Sarah Baird, Founder and Executive Director of Let There Be Light International, Named Buffalonian of the Week

by | Dec 12, 2017 | LTBLI news and updates | 0 comments

By: Rubens Mukunzi of Karibu News

Energy poverty, living with the inability to access safe energy, leaves hundreds of millions the dark—literally. Once night falls, people living in non-electrified, off-the-grind areas in developing countries have few choices. They either use polluting and dangerous kerosene lights to continue their activities or stop them completely because of the dark.

Local Buffalo nonprofit Let There Be Light International seeks to provide these energy poverty-stricken areas with portable solar-powered lights, an eco-friendly and safer alternative to traditional lighting. The organization has donated thousands of these lights to people in Uganda and Malawi as well as installed solar electrification in remote rural medical facilities there.

We talked with Let There be Light International’s executive director Sarah Baird, our Buffalonian of the Week, to discuss the organization’s work and the problems caused by energy poverty in East Africa and around the world.

This interview has been edited for content and clarity.

What is Let There Be Light International?

Let There Be Light International is a nonprofit and we’re dedicated to fighting global climate change as well as global poverty. What we do is donate solar lights to very vulnerable families in off-grid parts of East Africa, and we focus on Uganda and Malawi. We work with local organizations who know who the most vulnerable people are. For instance, a handicapped elder, a family with young children, or new mother. Most people will use very dangerous kerosene lights, so we get them out of those homes and we donate safe solar lights.

We formed about three years ago in 2014, and I’m its founder and executive director. In the last three and a half years, we’ve donated 5,615 safe solar lights to families, impacting over 30,000 people. We’ve also solar electrified 17 off-grid health clinics, affecting 300,000 people. My role in the U.S. is to raise awareness of energy poverty, which is the state of living without safe energy. It’s also to raise awareness and to raise funds so we can purchase these lights and help people living in energy poverty.

Why did you choose Uganda and Malawi? I know other countries in Africa are suffering from energy poverty, but why these countries?

These are among the least developed countries, or LDCs, which means they have the lowest development and highest levels of poverty. They also have the highest levels of energy poverty. Most of the LDCs are land-locked, so they’re not on a coastline, and many of them are suffering from drought and the effects of climate change. Another primary reason is that English is spoken there.

LTBLI-solar-recipients-in-health-care

According some reports from Africa, especially from Uganda. At least 90 percent of the people in Uganda are in poverty, but you choose to give them lights. To fight this poverty, they need money. Why did you choose lighting instead of funds?

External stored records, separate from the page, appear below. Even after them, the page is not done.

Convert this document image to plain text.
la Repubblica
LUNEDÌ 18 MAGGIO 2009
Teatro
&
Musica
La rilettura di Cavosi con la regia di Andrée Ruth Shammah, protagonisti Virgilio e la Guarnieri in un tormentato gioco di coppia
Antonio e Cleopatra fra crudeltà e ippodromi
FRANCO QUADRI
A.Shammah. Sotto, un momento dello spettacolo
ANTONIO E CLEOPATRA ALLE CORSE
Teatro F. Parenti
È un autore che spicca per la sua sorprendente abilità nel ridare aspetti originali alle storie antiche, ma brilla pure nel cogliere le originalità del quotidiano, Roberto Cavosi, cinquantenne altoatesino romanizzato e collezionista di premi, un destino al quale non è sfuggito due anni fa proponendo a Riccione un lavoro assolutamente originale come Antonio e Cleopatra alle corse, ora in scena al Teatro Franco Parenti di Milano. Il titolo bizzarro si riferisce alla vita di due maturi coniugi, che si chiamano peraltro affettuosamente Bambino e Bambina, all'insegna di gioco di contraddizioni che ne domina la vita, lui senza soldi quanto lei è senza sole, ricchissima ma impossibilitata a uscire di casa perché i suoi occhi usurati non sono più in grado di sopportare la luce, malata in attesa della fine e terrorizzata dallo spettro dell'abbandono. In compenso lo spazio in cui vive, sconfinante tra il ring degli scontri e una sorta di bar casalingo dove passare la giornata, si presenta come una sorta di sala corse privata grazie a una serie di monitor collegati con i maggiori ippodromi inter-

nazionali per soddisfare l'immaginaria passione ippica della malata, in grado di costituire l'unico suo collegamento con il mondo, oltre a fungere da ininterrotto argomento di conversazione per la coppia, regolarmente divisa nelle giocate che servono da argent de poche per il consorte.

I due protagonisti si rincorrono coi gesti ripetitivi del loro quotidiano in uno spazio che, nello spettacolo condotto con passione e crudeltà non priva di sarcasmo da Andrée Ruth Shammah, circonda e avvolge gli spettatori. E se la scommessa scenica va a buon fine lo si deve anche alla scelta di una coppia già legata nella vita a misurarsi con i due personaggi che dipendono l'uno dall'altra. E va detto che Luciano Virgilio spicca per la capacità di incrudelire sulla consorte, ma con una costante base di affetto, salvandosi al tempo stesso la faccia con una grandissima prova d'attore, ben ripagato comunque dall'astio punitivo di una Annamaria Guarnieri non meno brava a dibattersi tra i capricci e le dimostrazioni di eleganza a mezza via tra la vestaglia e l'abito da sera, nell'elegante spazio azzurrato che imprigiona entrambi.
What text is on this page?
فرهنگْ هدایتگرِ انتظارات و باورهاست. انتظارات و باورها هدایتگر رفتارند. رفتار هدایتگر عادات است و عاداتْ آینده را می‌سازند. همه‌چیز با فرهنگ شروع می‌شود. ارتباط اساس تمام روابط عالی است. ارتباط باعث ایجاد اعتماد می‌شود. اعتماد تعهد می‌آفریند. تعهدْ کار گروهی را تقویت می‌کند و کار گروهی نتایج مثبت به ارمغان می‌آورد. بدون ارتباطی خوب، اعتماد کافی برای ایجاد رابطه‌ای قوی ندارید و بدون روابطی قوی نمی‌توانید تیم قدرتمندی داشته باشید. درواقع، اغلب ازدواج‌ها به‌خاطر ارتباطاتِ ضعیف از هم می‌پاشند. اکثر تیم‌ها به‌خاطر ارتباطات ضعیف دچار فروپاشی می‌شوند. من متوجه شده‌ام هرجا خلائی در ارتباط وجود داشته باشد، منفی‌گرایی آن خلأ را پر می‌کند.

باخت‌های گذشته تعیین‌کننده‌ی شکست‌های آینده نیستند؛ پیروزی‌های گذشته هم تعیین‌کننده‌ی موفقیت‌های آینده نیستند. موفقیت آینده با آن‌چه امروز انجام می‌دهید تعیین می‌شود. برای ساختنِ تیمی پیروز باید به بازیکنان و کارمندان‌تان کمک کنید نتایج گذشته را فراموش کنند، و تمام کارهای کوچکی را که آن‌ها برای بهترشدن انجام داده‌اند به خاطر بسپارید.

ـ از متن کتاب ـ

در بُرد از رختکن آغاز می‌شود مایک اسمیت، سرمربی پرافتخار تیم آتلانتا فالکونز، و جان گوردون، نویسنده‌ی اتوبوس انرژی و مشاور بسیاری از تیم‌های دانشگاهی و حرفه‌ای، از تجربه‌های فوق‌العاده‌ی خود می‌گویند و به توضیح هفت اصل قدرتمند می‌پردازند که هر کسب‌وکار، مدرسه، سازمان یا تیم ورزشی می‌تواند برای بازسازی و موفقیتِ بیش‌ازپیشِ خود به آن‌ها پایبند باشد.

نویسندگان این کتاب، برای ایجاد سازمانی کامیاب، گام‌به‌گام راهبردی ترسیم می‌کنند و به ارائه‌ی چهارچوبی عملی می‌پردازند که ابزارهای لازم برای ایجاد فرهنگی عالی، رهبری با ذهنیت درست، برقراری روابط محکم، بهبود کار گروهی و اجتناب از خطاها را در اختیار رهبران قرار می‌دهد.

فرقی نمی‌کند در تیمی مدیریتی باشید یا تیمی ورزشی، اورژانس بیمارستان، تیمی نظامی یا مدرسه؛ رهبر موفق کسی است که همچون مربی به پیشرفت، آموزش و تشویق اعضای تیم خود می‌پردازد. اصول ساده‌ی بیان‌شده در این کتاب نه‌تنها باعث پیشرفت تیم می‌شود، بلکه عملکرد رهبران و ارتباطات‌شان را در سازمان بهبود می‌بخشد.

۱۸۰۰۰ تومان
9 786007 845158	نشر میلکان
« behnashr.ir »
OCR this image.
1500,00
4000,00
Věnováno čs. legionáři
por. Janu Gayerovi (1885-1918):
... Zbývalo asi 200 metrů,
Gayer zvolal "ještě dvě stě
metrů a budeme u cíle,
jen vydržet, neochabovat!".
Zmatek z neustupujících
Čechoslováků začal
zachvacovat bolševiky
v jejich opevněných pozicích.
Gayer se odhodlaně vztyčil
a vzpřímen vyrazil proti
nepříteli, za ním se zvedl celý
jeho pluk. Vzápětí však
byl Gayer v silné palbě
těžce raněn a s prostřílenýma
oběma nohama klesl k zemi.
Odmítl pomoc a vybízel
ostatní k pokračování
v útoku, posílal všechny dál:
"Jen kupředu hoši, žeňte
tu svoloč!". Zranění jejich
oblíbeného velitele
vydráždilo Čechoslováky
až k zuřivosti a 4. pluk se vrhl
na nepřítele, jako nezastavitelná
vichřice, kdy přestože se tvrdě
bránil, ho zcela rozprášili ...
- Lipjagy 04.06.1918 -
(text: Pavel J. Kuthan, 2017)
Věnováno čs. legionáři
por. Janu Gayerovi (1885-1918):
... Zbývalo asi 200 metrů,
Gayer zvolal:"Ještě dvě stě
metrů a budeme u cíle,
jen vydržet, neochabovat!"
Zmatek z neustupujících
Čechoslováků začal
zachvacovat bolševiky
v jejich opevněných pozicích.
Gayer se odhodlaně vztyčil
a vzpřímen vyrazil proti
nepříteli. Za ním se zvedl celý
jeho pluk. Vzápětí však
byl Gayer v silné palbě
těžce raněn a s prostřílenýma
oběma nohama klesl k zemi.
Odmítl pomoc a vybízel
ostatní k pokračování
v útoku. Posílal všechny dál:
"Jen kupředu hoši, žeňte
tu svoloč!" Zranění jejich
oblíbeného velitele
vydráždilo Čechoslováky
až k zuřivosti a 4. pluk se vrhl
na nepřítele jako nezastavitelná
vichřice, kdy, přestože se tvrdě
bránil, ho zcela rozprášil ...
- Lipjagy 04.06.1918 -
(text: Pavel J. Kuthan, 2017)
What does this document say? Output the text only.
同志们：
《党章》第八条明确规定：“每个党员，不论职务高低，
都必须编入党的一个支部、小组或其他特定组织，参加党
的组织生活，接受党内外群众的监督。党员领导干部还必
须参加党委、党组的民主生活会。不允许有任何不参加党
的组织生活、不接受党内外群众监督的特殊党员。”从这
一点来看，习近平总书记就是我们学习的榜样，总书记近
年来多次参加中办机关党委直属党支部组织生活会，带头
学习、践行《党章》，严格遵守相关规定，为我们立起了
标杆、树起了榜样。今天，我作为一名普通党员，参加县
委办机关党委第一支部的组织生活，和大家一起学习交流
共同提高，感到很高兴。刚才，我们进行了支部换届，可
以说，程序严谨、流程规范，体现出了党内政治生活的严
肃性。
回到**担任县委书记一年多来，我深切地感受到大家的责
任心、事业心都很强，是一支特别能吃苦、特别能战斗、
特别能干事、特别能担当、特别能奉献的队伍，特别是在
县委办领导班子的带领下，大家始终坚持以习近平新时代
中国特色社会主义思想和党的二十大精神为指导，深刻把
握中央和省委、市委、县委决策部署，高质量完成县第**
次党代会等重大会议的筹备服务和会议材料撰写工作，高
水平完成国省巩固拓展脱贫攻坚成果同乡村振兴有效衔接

We chose lights instead of money because in many of these off-grid communities, they’re not aware of the benefits of the lights. A donation of a single lights can have an impact for three to five years, the life of the light. What ends up happening is that we can give a family a light, and they’re saving 50 dollars a year, while they’re spending in Uganda 3600 Uganda shillings, about a dollar, a week [for kerosene]. They’re saving about $50 a year. Over the course of the life of the light, they’re saving $150-$250 dollars over three to five years. If you’re living in extreme poverty, if I give you $15, you might be able to buy some food or medicine, but it would never last you 3-5 years. The return on the investment is very long- term, and it’s also seeding markets and helping people understand the benefits of solar. That’s why we decided to go with solar.

“If you’re living in extreme poverty, if I give you $15, you might be able to buy some food or medicine, but it would never last you 3-5 years. The return on the investment is very long- term, and it’s also seeding markets and helping people understand the benefits of solar. That’s why we decided to go with solar.”

child doing schoolwork using solar light

There’re two main reasons why I focused on solar lights. One reason is because people, who are using kerosene and living in extreme poverty, really need to have some access to lighting if they’re going to be keeping their family safe and be able to study at night. I recognize that this is a big, unmet need. There’s a lot of people selling lights, but there aren’t people finding people who can’t actually purchase lights and donating them.

Another reason is that when people burn kerosene, it’s incredibly bad for the environment. As we all know, climate change is an issue all of us are dealing with, and I want to make sure when people are using or trying to have access to lighting, they’re not damaging the environment more. Again, the lights have so many different impacts that are beneficial and the impacts are much, much greater than their actual cost.